2,000-year-old artefacts believed to be of post-Mauryan period found in Odisha’s Bargarh

Sambalpur: Excavations at Barpali in Odisha’s Bargarh district have unearthed 2,000-year-old artefacts, uncovering a civilisation dating back to the post-Mauryan period.
With an objective to ascertain the cultural sequence of Asurgarh in Barpali, the excavation was started at the site by the history department of Gangadhar Meher University on May 31. Around 60 students took part in the excavation.
The site extended over 17 hectares. It has two moats and two forts with three gateways, assistant professor Atul Pradhan said.

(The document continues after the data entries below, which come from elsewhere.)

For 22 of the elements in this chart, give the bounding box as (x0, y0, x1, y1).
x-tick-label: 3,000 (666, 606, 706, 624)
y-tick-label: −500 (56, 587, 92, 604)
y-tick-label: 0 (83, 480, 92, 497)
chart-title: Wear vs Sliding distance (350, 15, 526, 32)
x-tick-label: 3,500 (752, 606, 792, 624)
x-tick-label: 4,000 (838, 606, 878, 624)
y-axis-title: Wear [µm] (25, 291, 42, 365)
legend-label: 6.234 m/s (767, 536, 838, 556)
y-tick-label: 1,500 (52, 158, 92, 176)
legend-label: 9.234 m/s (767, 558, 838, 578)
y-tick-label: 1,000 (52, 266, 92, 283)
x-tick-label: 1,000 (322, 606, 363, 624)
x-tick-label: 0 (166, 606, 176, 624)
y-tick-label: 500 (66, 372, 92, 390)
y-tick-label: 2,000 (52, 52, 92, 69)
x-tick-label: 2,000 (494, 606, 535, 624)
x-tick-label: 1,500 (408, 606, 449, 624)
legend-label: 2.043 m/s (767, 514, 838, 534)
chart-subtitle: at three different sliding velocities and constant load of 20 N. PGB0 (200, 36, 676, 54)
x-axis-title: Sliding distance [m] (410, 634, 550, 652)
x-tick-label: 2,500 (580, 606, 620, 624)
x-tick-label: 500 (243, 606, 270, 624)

From the excavations and recovered artefacts, it could be concluded that the habitation was an urban settlement belonging to the post-Mauryan period, which was about 2,000 years ago, he said.
During excavations, ancient artefacts such as coins, seals, iron weapons, fragmented terracotta figurines, black slipped ware and red slipped ware were found.
There were large numbers of knobbed ware pottery, which is a unique feature of early urbanisation and a sign of trade and commerce. The excavation also yielded an iron smelting hearth.
Other important antiquities such as saddle querns, arrowheads, a fragmented crucible, microlithics, polished stones and beads of semi-precious stones were also recovered.
“The structures and habitation remains are still visible in sections of the mound. Other important antiquities found at the site include hopscotch and fragmented part of terracotta ring wells. The findings clearly indicate that it was an early trade centre. We have sent some samples to a laboratory in Nasik,” Pradhan said.
The things were found during excavation of only a metre from the surface, he said.
“We stopped the excavation today (Sunday). However, we have planned to dig more after the monsoon. We are hopeful to get links beyond the post-Mauryan period,” he added.